C’est seulement à son décès, lorsque s’arrêtèrent ses œuvres de bienfaisance, que cette population prit conscience de sa disparition pour le regretter avec sincérité. Son attitude pour les théologiens, répondait à l’une des injonctions faites dans le Livre saint de l’islam à ce propos : «Commandez-vous aux gens de faire le bien, et vous oubliez vous-mêmes de le faire, alors que vous récitez le Livre ? êtes-vous donc dépourvus de raison ?» (2-44)
C’est dans ce même registre qu’il est rapporté l’embarras d’un érudit dans l’une des premières communautés musulmanes, à délivrer un prône sur le mérite social et l’immense récompense céleste qu’il y avait à affranchir les esclaves et les affres du châtiment qui attend celui qui les maltraite. Le thème authentique lui avait été suggéré par des fidèles qui ne jouissaient pas à cette époque de leur liberté et qui espéraient ainsi la recouvrer grâce à la sensibilisation de leurs maîtres. L’érudit qui tenait à prêcher par l’exemple, mettra bien du temps avant d’aborder ce thème dans l’une de ses adresses habituelles. N’ayant point d’homme de peine à son service au moment où la requête lui avait été soumise, il s’était fait un devoir d’en acquérir, en vue de l’affranchir en public, afin d’inciter les autres propriétaires à en faire autant.

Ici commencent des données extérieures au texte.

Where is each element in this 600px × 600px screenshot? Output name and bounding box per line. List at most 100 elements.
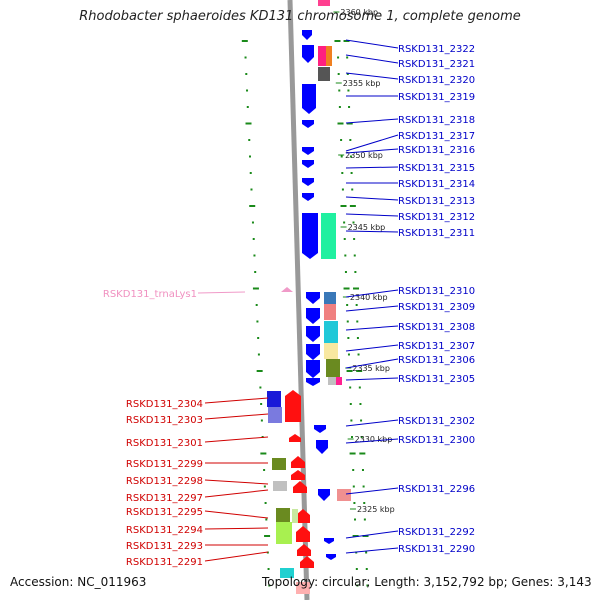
right-gene-label[interactable]: RSKD131_2317 — [398, 131, 475, 142]
ruler-tick — [245, 122, 252, 125]
ruler-tick — [356, 337, 359, 339]
right-gene-label[interactable]: RSKD131_2320 — [398, 75, 475, 86]
left-gene-label[interactable]: RSKD131_2299 — [126, 459, 203, 470]
ruler-tick — [260, 403, 263, 405]
right-gene-label[interactable]: RSKD131_2318 — [398, 115, 475, 126]
right-gene-label[interactable]: RSKD131_2306 — [398, 355, 475, 366]
reverse-gene-arrow — [291, 456, 305, 468]
forward-gene-arrow — [306, 308, 320, 324]
right-gene-label[interactable]: RSKD131_2307 — [398, 341, 475, 352]
forward-gene-arrow — [306, 378, 320, 386]
ruler-tick — [344, 254, 347, 257]
right-gene-label[interactable]: RSKD131_2296 — [398, 484, 475, 495]
ruler-tick — [348, 106, 351, 108]
reverse-gene-arrow — [300, 556, 314, 568]
ruler-tick — [337, 122, 344, 125]
right-gene-label[interactable]: RSKD131_2290 — [398, 544, 475, 555]
right-gene-label[interactable]: RSKD131_2312 — [398, 212, 475, 223]
right-gene-label[interactable]: RSKD131_2309 — [398, 302, 475, 313]
ruler-tick — [252, 238, 255, 240]
gene-leader-line — [345, 487, 399, 495]
forward-gene-arrow — [318, 489, 330, 501]
ruler-dots-left — [241, 40, 271, 587]
forward-gene-arrow — [302, 30, 312, 40]
ruler-tick — [250, 188, 253, 191]
ruler-tick — [251, 221, 254, 224]
ruler-tick — [351, 188, 354, 191]
gene-leader-line — [345, 419, 399, 427]
gene-leader-line — [345, 344, 399, 352]
ruler-tick — [356, 320, 359, 323]
left-gene-label[interactable]: RSKD131_2295 — [126, 507, 203, 518]
right-gene-label[interactable]: RSKD131_2314 — [398, 179, 475, 190]
ruler-tick — [346, 370, 353, 372]
ruler-dots-far — [343, 40, 369, 587]
right-gene-label[interactable]: RSKD131_2311 — [398, 228, 475, 239]
ruler-label: 2360 kbp — [340, 8, 378, 17]
gene-leader-line — [345, 289, 399, 298]
ruler-tick — [257, 337, 260, 339]
left-gene-label[interactable]: RSKD131_2297 — [126, 493, 203, 504]
ruler-tick — [341, 172, 344, 174]
gene-leader-line — [345, 134, 399, 152]
right-gene-label[interactable]: RSKD131_2321 — [398, 59, 475, 70]
right-gene-label[interactable]: RSKD131_2308 — [398, 322, 475, 333]
right-gene-label[interactable]: RSKD131_2292 — [398, 527, 475, 538]
trna-gene-label[interactable]: RSKD131_trnaLys1 — [103, 289, 197, 300]
ruler-tick — [360, 419, 363, 422]
ruler-tick — [254, 271, 257, 273]
gene-leader-line — [345, 305, 399, 312]
right-gene-label[interactable]: RSKD131_2316 — [398, 145, 475, 156]
left-gene-labels[interactable]: RSKD131_2304 RSKD131_2303 RSKD131_2301 RSKD… — [126, 397, 269, 568]
forward-gene-arrow — [314, 425, 326, 433]
right-gene-label[interactable]: RSKD131_2300 — [398, 435, 475, 446]
trna-gene-label-group[interactable]: RSKD131_trnaLys1 — [103, 289, 246, 300]
forward-gene-arrow — [326, 554, 336, 560]
reverse-gene-arrow — [296, 509, 310, 523]
left-gene-label[interactable]: RSKD131_2298 — [126, 476, 203, 487]
ruler-tick — [354, 271, 357, 273]
ruler-tick — [352, 469, 355, 471]
gene-leader-line — [345, 377, 399, 381]
gene-leader-line — [345, 39, 399, 49]
ruler-tick — [347, 353, 350, 356]
ruler-tick — [350, 436, 353, 438]
ruler-tick — [365, 568, 368, 570]
left-gene-label[interactable]: RSKD131_2301 — [126, 438, 203, 449]
colored-gene-block — [326, 46, 332, 66]
right-gene-label[interactable]: RSKD131_2319 — [398, 92, 475, 103]
right-gene-label[interactable]: RSKD131_2313 — [398, 196, 475, 207]
ruler-tick — [257, 353, 260, 356]
gene-leader-line — [345, 230, 399, 233]
ruler-label: 2340 kbp — [350, 293, 388, 302]
gene-leader-line — [345, 358, 399, 369]
right-gene-labels[interactable]: RSKD131_2322 RSKD131_2321 RSKD131_2320 RSKD… — [345, 39, 475, 555]
left-gene-label[interactable]: RSKD131_2291 — [126, 557, 203, 568]
accession-text: Accession: NC_011963 — [10, 575, 147, 589]
ruler-tick — [264, 535, 271, 537]
colored-gene-block — [268, 407, 282, 423]
left-gene-label[interactable]: RSKD131_2303 — [126, 415, 203, 426]
right-gene-label[interactable]: RSKD131_2322 — [398, 44, 475, 55]
forward-gene-arrow — [302, 45, 314, 63]
forward-gene-arrow — [306, 292, 320, 304]
colored-gene-block — [336, 377, 342, 385]
ruler-label: 2335 kbp — [352, 364, 390, 373]
reverse-gene-arrow — [285, 390, 301, 422]
trna-leader-line — [197, 291, 246, 294]
right-gene-label[interactable]: RSKD131_2315 — [398, 163, 475, 174]
ruler-label: 2345 kbp — [348, 223, 386, 232]
gene-leader-line — [345, 54, 399, 64]
ruler-tick — [265, 518, 268, 521]
ruler-tick — [343, 238, 346, 240]
right-gene-label[interactable]: RSKD131_2310 — [398, 286, 475, 297]
left-gene-label[interactable]: RSKD131_2293 — [126, 541, 203, 552]
left-gene-label[interactable]: RSKD131_2294 — [126, 525, 203, 536]
ruler-tick — [260, 452, 267, 455]
right-gene-label[interactable]: RSKD131_2305 — [398, 374, 475, 385]
ruler-tick — [365, 551, 368, 554]
left-gene-label[interactable]: RSKD131_2304 — [126, 399, 203, 410]
right-gene-label[interactable]: RSKD131_2302 — [398, 416, 475, 427]
ruler-tick — [346, 320, 349, 323]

En évoquant cette exhortation mutuelle à l’accomplissement d’œuvres méritoires, les exégètes appellent les fidèles à approfondir leur science, car l’ignorant ne saurait ordonner le bien. Ils soulignent aussi que dans sa pratique, le fidèle ne doit être animé que de la volonté de raffermir sa foi et de se rapprocher du Très Clément. Les rigueurs liées à cette entreprise sont évoquées dans un hadith se rapportant «aux fins dernières de l’homme», selon lequel «des gens parmi les hôtes du Paradis iront vers certaines gens vouées à la damnation, et chercheront à savoir ce qui les a fait entrer en Enfer. «Nous, par le Tout-Puissant ne sommes entrés au Paradis que grâce aux choses que nous avons appris de vous». Les interpellés, aux supplices, répondront alors «En vérité, nous ne faisions que dire sans agir».